(Un altro contributo al dibattito sulle energie rinnovabili proprio nel giorno in cui il consiglio regionale è impegnato nella discussione della legge della giunta regionale sul rinvio degli impianti)
Eolico, dorsale del metano, Tyrrhenian link. Il dibattito sull’energia in Sardegna si è ormai radicalizzato. In campo ambientalisti, forze politiche, imprenditori, editori, faccendieri. Intanto, in questo stato confusionale della politica e del dibattito pubblico, la Sardegna resta al palo. Qual è il futuro energetico dell’Isola? Vattelapesca.
Ci aveva provato Francesco Pigliaru, presidente della Giunta regionale dal 2014 al 2019. All’epoca era in voga la dorsale che, inizialmente, avrebbe dovuto importare gas per alimentare le centrali della Sardegna, per poi diventare condotta adibita al trasporto dell’idrogeno. Autentica fonte alternativa, pulita e inesauribile. Il progetto si è poi impigliato in chissà quali lacciuoli burocratici, anche perché Pigliaru aveva il suo daffare per rintuzzare gli attacchi dell’opposizione e il fuoco amico proveniente dalla sua maggioranza. Adesso, la dorsale rappresenta, per questo variegato movimento di opposizione alla transizione energetica (perché di questo si tratta) la quintessenza della colonizzazione della Sardegna, il simbolo dell’assalto di non meglio identificati predoni.

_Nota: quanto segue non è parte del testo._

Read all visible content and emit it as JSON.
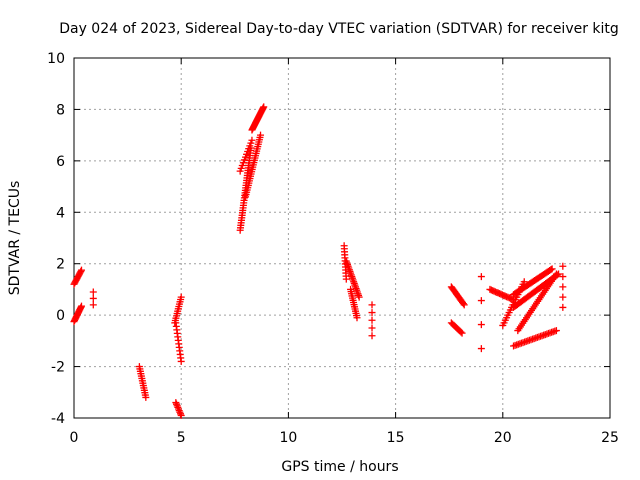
{
  "chart_data": {
    "type": "scatter",
    "title": "Day 024 of 2023, Sidereal Day-to-day VTEC variation (SDTVAR) for receiver kitg",
    "xlabel": "GPS time / hours",
    "ylabel": "SDTVAR / TECUs",
    "xlim": [
      0,
      25
    ],
    "ylim": [
      -4,
      10
    ],
    "xticks": [
      "0",
      "5",
      "10",
      "15",
      "20",
      "25"
    ],
    "yticks": [
      "-4",
      "-2",
      "0",
      "2",
      "4",
      "6",
      "8",
      "10"
    ],
    "grid": true,
    "marker": "+",
    "color": "#ff0000",
    "segments": [
      {
        "x0": 0.0,
        "x1": 0.35,
        "y0": 1.2,
        "y1": 1.75,
        "n": 12
      },
      {
        "x0": 0.0,
        "x1": 0.35,
        "y0": -0.25,
        "y1": 0.35,
        "n": 14
      },
      {
        "x0": 0.9,
        "x1": 0.9,
        "y0": 0.4,
        "y1": 0.9,
        "n": 3
      },
      {
        "x0": 3.05,
        "x1": 3.35,
        "y0": -2.0,
        "y1": -3.2,
        "n": 14
      },
      {
        "x0": 4.75,
        "x1": 5.0,
        "y0": -3.4,
        "y1": -3.9,
        "n": 9
      },
      {
        "x0": 4.7,
        "x1": 5.0,
        "y0": -0.3,
        "y1": 0.7,
        "n": 12
      },
      {
        "x0": 4.75,
        "x1": 5.0,
        "y0": -0.3,
        "y1": -1.8,
        "n": 12
      },
      {
        "x0": 7.75,
        "x1": 8.25,
        "y0": 3.3,
        "y1": 6.5,
        "n": 34
      },
      {
        "x0": 8.0,
        "x1": 8.7,
        "y0": 4.6,
        "y1": 7.0,
        "n": 28
      },
      {
        "x0": 7.75,
        "x1": 8.3,
        "y0": 5.6,
        "y1": 6.8,
        "n": 12
      },
      {
        "x0": 8.3,
        "x1": 8.85,
        "y0": 7.2,
        "y1": 8.1,
        "n": 24
      },
      {
        "x0": 12.6,
        "x1": 12.7,
        "y0": 2.7,
        "y1": 1.4,
        "n": 12
      },
      {
        "x0": 12.7,
        "x1": 13.3,
        "y0": 2.1,
        "y1": 0.7,
        "n": 22
      },
      {
        "x0": 12.9,
        "x1": 13.2,
        "y0": 1.0,
        "y1": -0.1,
        "n": 14
      },
      {
        "x0": 13.9,
        "x1": 13.9,
        "y0": 0.4,
        "y1": -0.8,
        "n": 5
      },
      {
        "x0": 17.6,
        "x1": 18.2,
        "y0": 1.1,
        "y1": 0.4,
        "n": 16
      },
      {
        "x0": 17.6,
        "x1": 18.1,
        "y0": -0.3,
        "y1": -0.7,
        "n": 10
      },
      {
        "x0": 19.0,
        "x1": 19.0,
        "y0": 1.5,
        "y1": -1.3,
        "n": 4
      },
      {
        "x0": 19.4,
        "x1": 20.5,
        "y0": 1.0,
        "y1": 0.6,
        "n": 18
      },
      {
        "x0": 20.5,
        "x1": 22.3,
        "y0": 0.8,
        "y1": 1.8,
        "n": 32
      },
      {
        "x0": 20.5,
        "x1": 22.6,
        "y0": 0.3,
        "y1": 1.6,
        "n": 36
      },
      {
        "x0": 20.0,
        "x1": 21.0,
        "y0": -0.4,
        "y1": 1.3,
        "n": 18
      },
      {
        "x0": 20.7,
        "x1": 22.5,
        "y0": -0.6,
        "y1": 1.6,
        "n": 32
      },
      {
        "x0": 20.5,
        "x1": 22.5,
        "y0": -1.2,
        "y1": -0.6,
        "n": 28
      },
      {
        "x0": 22.8,
        "x1": 22.8,
        "y0": 1.9,
        "y1": 0.3,
        "n": 5
      }
    ]
  }
}
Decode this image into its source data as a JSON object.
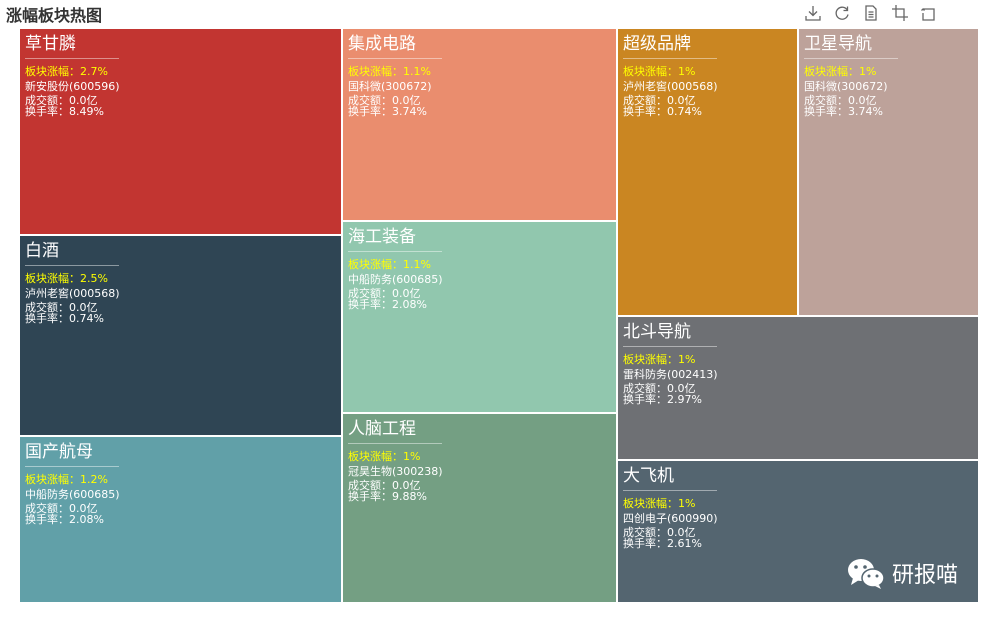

Sempre all’epoca, il governo nazionale chiese alla Sardegna di contribuire con l’eolico al fabbisogno energetico del Paese. Una richiesta legittima ma, allora come adesso, si trattava di stabilire in che misura, come, con quali mezzi. E soprattutto, quale contropartita per l’Isola.
In Basilicata, per fare un esempio, i cittadini praticamente non pagano bolletta energetica, quale compensazione del contributo che danno con i pozzi di gas naturale.
Insomma si sarebbero dovuti definire i particolari. Niente di tutto questo è stato fatto e la questione energetica è diventata un far west. Migliaia di progetti, un’opposizione sempre più decisa che unisce settori della vita civile diversi fra loro e, soprattutto, un groviglio di opinioni che hanno sollevato un polverone attraverso il quale è impossibile distinguere il falso (e il pretestuoso) dal vero. Resta un dato: il 90 per cento dell’energia che si consuma nell’Isola proviene dal carbone. Davvero pensiamo di continuare così?
Servirebbe una riflessione seria su ambiente, paesaggio (che sono due cose diverse), energia alternativa.
Ma è una levata di scudi, nessuno vuole le pale eoliche e i pannelli fotovoltaici nel proprio territorio. In linea con il famoso detto americano not in my backyard, non nel giardino dietro casa mia. Ma se dessimo retta a questo adagio, non potremmo installare da nessuna parte termovalorizzatori, depositi di scorie nucleari (dove mettere i rifiuti radioattivi prodotti dalla medicina nucleare? Qualcuno ha mai dato una risposta?), campi di accoglienza per migranti, centri di recupero per tossicodipendenti e così via.
Non vogliamo pale a Saccargia? Giusto, giustissimo, sacrosanto. Ma perché non nel cimitero industriale di Porto Torres o Ottana?
Ma il rischio più grande è un altro. Cioè la possibilità, già adombrata da qualcuno, di rivedere il Piano paesaggistico e bloccare tutto. Così, oltre alle pale, si frenerebbe anche lo sviluppo e quindi il futuro della Sardegna. C’è chi in nome di una battaglia ideologica e di una parodia di sardismo (Isola paradiso terrestre, intoccabile, arcaica) e chi per meri interessi personali vuole condannare la nostra terra all’arretratezza. Questi sì che andrebbero fermati.